My heart twinges a bit when I notice Tom filling his with raspberry jam and honeycomb and nothing else, because those are Vanessa’s favorite flavors, not his. But she’s back tonight and he’s been nervous about it all day. If he needs someone else to protect his true brownie agenda, I am more than happy to be the one to create an actual Tom version, which I have precariously stuffed with cookie dough, sea-salt caramel, crumbled frosted animal cookies, pretzels, chocolate chips, and marshmallows, and topped with rainbow sprinkles and sea salt on his behalf.

Luca has to dispense the dough and fillings for each of them to make sure the ratios won’t obliterate their ovens—probably smart, considering the batter I made could easily take out the entire Upper West Side unsupervised—which he’s in the middle of doing when Tom gets a call on his phone and ducks out.

Mariella walks over to Luca, her face solemn. Jesse and I busy ourselves to give them some space, Jesse with sending glittery selfies to Eddie and Dai in an attempt to convince them it should be part of the band’s next rebrand, and me with washing an entire sticky Halloween haul worth of candy off my hands.

“Hey. Just so you know—the crowd I was with back then—they were assholes,” says Mariella.

Luca’s lips twitch into a sympathetic smile. “Yeah. I got the gist of that at karaoke.”

“What I mean is I was probably too busy trying to impress them to notice people actually worth impressing,” she says, scooting closer to him. “People who are deeply informed about the proper filling and batter ratios of brownies and how to optimize oven temperatures based on them.”

Luca doesn’t blush or get self-conscious like he usually does. Just stares at Mariella and says sincerely, “I’m sorry I didn’t tell you earlier. I guess it was sort of like—a second chance at a first impression, maybe?
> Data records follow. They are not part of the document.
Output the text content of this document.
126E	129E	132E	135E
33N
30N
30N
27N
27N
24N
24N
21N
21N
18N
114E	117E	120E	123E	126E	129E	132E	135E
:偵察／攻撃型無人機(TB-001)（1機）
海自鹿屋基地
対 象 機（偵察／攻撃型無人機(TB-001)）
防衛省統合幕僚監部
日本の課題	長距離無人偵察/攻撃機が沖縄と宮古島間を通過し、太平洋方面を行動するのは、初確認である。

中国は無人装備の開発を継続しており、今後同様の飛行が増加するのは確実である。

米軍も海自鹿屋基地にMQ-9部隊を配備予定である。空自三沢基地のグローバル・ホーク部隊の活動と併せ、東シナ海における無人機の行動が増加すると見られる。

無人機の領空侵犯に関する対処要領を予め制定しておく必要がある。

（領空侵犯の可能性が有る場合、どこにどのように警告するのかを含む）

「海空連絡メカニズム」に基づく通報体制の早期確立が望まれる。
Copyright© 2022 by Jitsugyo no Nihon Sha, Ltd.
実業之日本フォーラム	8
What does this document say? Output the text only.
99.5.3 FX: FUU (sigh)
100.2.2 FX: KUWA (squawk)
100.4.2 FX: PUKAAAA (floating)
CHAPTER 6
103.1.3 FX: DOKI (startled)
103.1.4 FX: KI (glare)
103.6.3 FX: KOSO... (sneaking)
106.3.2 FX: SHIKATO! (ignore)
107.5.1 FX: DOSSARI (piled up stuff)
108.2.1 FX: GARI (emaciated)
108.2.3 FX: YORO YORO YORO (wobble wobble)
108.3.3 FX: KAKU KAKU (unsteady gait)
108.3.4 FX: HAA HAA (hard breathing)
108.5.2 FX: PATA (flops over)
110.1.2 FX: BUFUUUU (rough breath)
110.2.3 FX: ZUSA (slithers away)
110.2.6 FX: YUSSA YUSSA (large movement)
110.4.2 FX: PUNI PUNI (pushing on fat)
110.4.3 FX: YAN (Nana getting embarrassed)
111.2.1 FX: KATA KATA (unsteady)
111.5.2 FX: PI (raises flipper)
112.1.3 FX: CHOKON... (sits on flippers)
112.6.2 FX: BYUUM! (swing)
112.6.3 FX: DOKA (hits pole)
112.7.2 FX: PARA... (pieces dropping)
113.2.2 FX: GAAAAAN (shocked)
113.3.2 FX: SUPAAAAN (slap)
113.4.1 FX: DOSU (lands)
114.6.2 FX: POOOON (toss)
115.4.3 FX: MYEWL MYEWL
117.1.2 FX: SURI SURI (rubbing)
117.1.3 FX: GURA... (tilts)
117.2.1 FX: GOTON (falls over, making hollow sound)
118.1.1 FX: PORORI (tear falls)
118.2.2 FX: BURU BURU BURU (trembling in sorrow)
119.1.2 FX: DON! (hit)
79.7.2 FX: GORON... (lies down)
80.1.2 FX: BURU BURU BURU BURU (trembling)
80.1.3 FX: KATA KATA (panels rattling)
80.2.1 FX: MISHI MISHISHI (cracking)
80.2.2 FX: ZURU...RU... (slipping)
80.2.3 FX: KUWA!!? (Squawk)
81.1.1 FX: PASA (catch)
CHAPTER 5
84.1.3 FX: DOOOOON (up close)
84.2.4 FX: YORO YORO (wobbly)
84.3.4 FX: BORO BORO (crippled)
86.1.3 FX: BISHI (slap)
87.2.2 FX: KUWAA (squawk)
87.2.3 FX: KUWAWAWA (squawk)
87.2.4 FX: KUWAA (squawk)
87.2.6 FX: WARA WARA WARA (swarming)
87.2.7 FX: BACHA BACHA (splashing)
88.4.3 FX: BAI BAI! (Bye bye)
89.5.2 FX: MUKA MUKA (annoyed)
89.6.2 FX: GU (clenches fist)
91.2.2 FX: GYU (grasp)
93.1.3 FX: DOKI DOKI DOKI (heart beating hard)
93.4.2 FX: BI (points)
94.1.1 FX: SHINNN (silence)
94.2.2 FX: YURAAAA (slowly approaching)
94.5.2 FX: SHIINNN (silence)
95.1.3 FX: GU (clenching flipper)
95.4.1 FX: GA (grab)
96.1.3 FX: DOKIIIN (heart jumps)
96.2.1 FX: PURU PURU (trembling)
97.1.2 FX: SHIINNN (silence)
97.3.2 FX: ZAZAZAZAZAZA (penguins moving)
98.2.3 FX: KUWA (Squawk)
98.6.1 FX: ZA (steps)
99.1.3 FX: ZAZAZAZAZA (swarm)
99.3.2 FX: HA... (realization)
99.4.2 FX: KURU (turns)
Or just a first one at all, since I didn’t make one the first time.”

Mariella shakes her head. “I’m the one who needed a second chance at that impression,” she says.

Luca just smiles and says, “Nah. I liked them both.”

I stare down at my hands only so neither of them catch the grin I’m trying to bite down. The two of them banter back and forth about who is going to like the other’s brownies more, long enough that I frown at the door, wondering what’s taking Tom so long. I’m about to poke my head out when Mariella turns to me abruptly, with a triumphant look on her face.

“I just realized—now that we know who sent the flowers and the cheese, the mystery of your summer rom-com trope is solved,” she says.

Jesse mentioned the flowers to Mariella at lunch today, since I’d ended up pressing them between some of Tom’s gigantic textbooks to preserve them back when I didn’t know who they were from. They made for an eclectic addition to Vanessa’s otherwise bare room.

Off my expression, Mariella raises her eyebrows and says, “Unless it’s not solved?”

I towel off my hands, my eyes still focused on them. “There was one other thing,” I confess.